Playground shelters and shades can help to keep children protected and safe from the sun’s rays by offering a covered area for them to go when it becomes too hot. The shelter provides a shaded area that children are likely to be drawn towards when they sun is shining bright and the temperature is hot.

In some cases, some children may need to be encouraged to take the shade, but this can be beneficial in itself by providing them with reasons as to the benefits of the playground shelter, and educating them on the health benefits of being shaded. They are also more likely to learn that this is a wise idea, and to continue practising good sun safety in future life.

If a playground contains play equipment, these are likely to be popular attractions in all weather conditions, so installing a playground shelter over slides, swings and see-saws can be a good way to ensure that children are shielded from the sun.

School canopies

Similar to playground shelters, school canopies can also offer protection from the sun. The major difference between the two is that school canopies usually extend from a side, and often overhand doors or entrances to the play area.
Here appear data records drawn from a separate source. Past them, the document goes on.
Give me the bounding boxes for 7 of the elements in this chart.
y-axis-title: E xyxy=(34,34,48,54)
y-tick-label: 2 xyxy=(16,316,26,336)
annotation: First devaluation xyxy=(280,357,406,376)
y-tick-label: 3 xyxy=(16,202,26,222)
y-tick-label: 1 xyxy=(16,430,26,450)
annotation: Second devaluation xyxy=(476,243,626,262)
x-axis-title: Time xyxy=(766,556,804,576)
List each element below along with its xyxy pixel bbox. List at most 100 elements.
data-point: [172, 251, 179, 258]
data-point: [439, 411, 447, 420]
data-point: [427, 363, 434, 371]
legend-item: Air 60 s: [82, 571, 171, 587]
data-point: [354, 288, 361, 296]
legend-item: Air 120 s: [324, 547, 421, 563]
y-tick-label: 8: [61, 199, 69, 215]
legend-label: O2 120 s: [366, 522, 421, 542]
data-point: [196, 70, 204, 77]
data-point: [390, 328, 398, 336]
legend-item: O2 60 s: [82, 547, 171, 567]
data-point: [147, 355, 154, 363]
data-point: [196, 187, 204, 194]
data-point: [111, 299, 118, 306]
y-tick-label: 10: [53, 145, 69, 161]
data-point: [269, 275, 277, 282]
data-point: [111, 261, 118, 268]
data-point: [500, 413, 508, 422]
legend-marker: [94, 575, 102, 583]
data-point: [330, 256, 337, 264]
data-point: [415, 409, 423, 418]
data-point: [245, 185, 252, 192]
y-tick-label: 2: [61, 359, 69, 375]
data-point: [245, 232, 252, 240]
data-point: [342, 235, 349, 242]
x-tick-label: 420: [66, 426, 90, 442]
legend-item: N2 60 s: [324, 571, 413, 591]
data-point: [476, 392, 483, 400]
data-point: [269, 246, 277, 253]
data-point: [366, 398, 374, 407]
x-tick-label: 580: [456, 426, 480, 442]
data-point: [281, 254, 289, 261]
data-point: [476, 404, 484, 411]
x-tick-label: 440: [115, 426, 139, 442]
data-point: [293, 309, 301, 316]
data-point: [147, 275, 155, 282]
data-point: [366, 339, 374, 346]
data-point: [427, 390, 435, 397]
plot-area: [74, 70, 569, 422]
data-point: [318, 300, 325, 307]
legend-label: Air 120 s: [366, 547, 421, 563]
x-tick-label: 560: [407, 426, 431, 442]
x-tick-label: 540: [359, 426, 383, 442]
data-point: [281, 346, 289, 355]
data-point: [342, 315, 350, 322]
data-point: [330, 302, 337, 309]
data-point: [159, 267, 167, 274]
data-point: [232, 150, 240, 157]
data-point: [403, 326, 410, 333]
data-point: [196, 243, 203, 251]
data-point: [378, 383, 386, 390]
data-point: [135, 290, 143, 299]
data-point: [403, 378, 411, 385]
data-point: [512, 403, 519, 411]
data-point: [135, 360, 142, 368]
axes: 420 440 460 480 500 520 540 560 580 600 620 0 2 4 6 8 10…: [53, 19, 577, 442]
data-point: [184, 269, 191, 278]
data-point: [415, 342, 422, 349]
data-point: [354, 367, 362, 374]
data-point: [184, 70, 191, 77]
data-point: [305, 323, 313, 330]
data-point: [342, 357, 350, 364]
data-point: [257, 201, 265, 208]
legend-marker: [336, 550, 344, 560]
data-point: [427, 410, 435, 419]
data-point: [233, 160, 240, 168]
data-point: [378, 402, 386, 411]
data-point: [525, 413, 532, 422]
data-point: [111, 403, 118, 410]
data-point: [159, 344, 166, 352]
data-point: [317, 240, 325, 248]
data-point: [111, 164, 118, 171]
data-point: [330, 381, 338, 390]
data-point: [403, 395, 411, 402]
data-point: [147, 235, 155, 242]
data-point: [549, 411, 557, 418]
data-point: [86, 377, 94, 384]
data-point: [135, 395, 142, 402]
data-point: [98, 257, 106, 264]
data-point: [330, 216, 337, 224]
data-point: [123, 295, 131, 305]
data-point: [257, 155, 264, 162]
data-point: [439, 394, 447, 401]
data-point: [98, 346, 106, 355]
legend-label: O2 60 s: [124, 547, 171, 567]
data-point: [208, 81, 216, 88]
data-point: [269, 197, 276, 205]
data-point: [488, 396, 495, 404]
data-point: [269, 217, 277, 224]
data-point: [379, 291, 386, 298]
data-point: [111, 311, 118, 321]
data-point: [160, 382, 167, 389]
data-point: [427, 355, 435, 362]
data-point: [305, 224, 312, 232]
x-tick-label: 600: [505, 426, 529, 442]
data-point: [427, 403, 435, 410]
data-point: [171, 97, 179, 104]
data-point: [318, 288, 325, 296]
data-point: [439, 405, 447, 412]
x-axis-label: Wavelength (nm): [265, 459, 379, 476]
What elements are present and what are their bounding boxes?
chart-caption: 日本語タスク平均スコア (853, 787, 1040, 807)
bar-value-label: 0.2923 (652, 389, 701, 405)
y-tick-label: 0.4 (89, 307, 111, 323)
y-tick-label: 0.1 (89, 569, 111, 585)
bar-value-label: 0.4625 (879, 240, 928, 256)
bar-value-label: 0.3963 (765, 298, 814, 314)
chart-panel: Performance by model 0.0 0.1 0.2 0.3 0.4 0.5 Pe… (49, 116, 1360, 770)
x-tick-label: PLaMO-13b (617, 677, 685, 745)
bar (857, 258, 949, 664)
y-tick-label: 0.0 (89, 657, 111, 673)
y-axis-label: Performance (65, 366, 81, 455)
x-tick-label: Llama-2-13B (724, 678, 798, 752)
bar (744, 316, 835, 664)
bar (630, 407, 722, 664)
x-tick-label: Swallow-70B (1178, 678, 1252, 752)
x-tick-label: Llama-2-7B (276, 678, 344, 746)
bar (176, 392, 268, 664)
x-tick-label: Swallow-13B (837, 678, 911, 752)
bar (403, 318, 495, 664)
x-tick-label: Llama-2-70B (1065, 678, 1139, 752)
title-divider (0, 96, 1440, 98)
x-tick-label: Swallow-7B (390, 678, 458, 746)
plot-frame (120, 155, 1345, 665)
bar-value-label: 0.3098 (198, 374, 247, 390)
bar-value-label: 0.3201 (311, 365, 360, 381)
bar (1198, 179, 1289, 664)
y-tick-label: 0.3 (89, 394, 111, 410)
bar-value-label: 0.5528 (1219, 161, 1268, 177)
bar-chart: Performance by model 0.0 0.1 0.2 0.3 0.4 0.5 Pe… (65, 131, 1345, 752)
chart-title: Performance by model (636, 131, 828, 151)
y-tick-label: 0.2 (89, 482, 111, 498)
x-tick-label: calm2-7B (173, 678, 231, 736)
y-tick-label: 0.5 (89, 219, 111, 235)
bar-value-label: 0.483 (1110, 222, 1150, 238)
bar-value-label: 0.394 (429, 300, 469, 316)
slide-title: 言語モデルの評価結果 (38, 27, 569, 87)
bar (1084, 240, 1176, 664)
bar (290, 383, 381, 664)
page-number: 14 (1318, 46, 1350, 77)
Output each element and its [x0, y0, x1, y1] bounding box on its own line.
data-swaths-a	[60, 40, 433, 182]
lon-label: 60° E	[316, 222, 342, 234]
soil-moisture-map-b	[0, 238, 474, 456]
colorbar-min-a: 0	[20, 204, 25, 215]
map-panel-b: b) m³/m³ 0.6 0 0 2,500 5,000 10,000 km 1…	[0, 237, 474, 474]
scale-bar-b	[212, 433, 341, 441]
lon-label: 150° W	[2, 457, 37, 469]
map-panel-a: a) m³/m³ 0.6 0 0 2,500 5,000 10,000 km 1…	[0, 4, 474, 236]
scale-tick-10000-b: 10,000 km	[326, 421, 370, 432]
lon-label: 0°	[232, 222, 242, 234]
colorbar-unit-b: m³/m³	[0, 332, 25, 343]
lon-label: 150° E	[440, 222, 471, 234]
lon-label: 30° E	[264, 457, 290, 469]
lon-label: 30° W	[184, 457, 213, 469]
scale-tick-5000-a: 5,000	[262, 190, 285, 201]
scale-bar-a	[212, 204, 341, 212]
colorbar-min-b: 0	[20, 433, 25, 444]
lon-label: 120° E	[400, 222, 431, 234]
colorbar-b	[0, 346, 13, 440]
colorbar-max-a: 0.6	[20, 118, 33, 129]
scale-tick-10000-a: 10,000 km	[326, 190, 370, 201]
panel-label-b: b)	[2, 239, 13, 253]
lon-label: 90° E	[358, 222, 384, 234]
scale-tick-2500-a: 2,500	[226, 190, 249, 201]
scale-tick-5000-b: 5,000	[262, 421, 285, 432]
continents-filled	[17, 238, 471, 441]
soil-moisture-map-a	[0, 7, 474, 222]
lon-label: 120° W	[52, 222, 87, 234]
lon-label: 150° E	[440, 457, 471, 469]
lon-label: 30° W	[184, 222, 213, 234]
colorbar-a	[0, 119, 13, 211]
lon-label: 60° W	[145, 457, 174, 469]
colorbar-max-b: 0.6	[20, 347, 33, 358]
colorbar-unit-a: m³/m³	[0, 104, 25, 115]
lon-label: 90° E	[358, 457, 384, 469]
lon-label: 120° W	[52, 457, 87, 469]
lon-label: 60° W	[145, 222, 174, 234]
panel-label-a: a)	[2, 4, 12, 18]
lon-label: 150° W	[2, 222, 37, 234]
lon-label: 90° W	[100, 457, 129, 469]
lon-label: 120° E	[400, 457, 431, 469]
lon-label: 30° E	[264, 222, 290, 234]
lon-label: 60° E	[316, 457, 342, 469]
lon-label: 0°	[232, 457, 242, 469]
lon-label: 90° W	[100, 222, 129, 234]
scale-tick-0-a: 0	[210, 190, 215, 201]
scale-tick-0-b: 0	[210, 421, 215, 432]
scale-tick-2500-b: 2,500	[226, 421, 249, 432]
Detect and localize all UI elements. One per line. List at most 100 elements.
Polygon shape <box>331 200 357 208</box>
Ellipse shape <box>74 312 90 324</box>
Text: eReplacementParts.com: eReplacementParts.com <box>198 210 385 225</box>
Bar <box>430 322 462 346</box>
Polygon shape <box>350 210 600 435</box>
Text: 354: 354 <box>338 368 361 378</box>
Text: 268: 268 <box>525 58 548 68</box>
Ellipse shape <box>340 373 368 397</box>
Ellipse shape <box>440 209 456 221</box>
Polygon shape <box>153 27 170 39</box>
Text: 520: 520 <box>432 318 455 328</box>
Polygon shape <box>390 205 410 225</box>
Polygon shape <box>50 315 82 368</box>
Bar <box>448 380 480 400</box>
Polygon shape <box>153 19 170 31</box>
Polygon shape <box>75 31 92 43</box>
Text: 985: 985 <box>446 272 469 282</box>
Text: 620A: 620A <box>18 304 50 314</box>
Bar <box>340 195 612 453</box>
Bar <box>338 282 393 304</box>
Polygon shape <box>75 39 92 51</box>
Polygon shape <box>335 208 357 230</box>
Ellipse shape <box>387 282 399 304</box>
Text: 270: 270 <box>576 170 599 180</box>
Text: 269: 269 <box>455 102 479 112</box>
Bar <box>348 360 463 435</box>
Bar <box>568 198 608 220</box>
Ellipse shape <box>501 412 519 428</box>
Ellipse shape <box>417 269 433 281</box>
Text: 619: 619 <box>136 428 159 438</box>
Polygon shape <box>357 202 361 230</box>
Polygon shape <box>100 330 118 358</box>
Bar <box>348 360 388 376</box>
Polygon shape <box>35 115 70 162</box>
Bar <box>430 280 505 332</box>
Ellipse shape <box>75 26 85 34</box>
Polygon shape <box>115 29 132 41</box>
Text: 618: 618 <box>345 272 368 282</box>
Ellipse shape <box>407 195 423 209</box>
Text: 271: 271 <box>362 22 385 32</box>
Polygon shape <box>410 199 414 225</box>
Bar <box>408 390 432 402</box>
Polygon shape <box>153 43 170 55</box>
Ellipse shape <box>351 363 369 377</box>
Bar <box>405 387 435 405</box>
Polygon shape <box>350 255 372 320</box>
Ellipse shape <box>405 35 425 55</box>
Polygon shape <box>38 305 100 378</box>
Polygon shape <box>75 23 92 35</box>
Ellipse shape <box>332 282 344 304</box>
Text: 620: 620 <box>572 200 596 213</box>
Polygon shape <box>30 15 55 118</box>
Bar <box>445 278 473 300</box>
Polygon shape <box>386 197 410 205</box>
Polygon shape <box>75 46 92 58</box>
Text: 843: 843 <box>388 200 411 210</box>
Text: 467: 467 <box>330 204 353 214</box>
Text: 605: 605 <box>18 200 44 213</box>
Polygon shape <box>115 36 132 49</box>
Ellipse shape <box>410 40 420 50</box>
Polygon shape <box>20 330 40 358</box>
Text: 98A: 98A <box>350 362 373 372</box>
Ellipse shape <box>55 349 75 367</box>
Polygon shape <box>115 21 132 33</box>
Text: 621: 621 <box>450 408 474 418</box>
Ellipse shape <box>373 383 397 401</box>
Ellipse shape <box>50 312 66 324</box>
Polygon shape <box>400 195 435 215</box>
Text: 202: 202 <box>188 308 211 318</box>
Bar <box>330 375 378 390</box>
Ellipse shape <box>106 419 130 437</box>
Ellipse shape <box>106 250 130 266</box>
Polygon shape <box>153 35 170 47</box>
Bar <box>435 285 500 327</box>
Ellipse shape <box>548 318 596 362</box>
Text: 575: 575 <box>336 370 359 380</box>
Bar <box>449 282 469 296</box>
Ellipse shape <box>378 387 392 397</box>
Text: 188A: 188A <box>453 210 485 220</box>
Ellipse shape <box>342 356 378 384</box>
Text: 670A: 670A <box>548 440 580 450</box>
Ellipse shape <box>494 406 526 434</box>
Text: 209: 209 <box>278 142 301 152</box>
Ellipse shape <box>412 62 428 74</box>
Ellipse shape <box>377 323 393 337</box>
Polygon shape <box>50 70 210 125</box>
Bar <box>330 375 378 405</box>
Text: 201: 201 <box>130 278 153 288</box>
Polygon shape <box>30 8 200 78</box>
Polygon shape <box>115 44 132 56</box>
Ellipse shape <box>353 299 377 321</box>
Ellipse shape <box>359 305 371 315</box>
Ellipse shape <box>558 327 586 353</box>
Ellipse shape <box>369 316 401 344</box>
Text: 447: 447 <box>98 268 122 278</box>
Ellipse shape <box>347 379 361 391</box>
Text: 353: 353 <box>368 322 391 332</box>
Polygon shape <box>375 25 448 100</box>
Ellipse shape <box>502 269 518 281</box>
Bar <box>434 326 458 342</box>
Whilst school canopies share many benefits with playground shelters in terms of offering sun safety, there are some differences. Chief of these is that while free-standing playground shelters do not cover the entire ground, school canopies reach right over to walls and entrances, and these can be common places for children to congregate. Many children lean against walls in the playground, and a school canopy will provide shade even at these extreme areas, whereas a regular shelter would not. They also provide shade near to entrances as children look to gather at the beginning and ends of breaks.

Other sun safety tips

In order to practice good sun safety, children should be encouraged to wear a sun cream with a high sun protection factor (SPF), and to wear a hat for additional protection. Schools could be prepared by stocking reserves of sun cream and hats for use if the children do not bring their own.